Клер, высокая, красивая женщина, была племянницей Уинстона Черчилля и происходила по прямой линии от Ричарда Шеридана. Она была первой англичанкой, побывавшей в России после революции.
Хотя ее книга была проникнута симпатией к большевикам, она не вызвала особого негодования — американцев сбивала с толку принадлежность Клер к высшей английской аристократии. Ее приглашали в лучшие дома Нью-Йорка, и она даже сделала несколько бюстов по заказу местных магнатов. Она лепила, кроме того, Герберта Суопа, Бернарда Баруха и многих других. Я познакомился с ней в ту пору, когда она со своим шестилетним сыном Дикки ездила с лекциями по стране.
Клер жаловалась, что в Штатах трудно заработать на жизнь скульптурой.
— Американцы ничего не имеют против того, чтобы их жены позировали для портретов, но сами позировать не желают — они слишком скромны.
— А я скромностью не отличаюсь, — заметил я.
И мы договорились, что ее глина и инструменты будут доставлены ко мне домой, и после второго завтрака до вечера я буду ей позировать. Клер умела втягивать собеседника в разговор, и скоро я уже из кожи вон лез, чтобы только не ударить в грязь лицом.
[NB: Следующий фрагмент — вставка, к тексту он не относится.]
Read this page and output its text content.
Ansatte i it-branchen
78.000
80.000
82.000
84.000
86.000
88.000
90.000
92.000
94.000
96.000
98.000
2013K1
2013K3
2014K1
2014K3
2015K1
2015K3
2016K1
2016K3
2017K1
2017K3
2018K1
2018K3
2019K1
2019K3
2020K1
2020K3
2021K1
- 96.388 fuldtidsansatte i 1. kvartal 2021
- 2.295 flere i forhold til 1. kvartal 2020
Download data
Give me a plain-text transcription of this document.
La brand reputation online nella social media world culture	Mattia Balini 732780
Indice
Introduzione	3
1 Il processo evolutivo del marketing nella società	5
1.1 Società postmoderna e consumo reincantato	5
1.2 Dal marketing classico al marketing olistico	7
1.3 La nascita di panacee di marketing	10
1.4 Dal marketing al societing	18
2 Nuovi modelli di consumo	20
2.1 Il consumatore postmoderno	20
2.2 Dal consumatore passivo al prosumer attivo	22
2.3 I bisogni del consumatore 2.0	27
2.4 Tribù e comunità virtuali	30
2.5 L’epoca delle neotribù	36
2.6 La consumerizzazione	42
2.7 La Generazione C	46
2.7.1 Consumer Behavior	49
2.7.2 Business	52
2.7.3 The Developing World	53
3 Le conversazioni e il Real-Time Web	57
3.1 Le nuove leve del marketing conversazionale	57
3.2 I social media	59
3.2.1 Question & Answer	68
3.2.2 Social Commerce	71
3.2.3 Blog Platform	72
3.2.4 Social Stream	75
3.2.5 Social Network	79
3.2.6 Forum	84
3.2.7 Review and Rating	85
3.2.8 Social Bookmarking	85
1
Когда бюст был уже почти готов, я внимательно разглядел его.
— Голова преступника, — заметил я.
— Напротив, голова гения, — ответила она с притворной торжественностью.
Я рассмеялся и стал развивать теорию о тесном родстве гениев и преступников: те и другие крайние индивидуалисты.
Она рассказала мне, что с тех пор, как начала читать лекции о России, она чувствует себя в обществе отверженной. Я знал, что Клер по натуре не публицистка и ей чужд политический фанатизм.
— Вы написали очень интересную книгу о России — и остановитесь на этом, — сказал я. — Зачем вам соваться в политику? Навлечете на себя неприятности.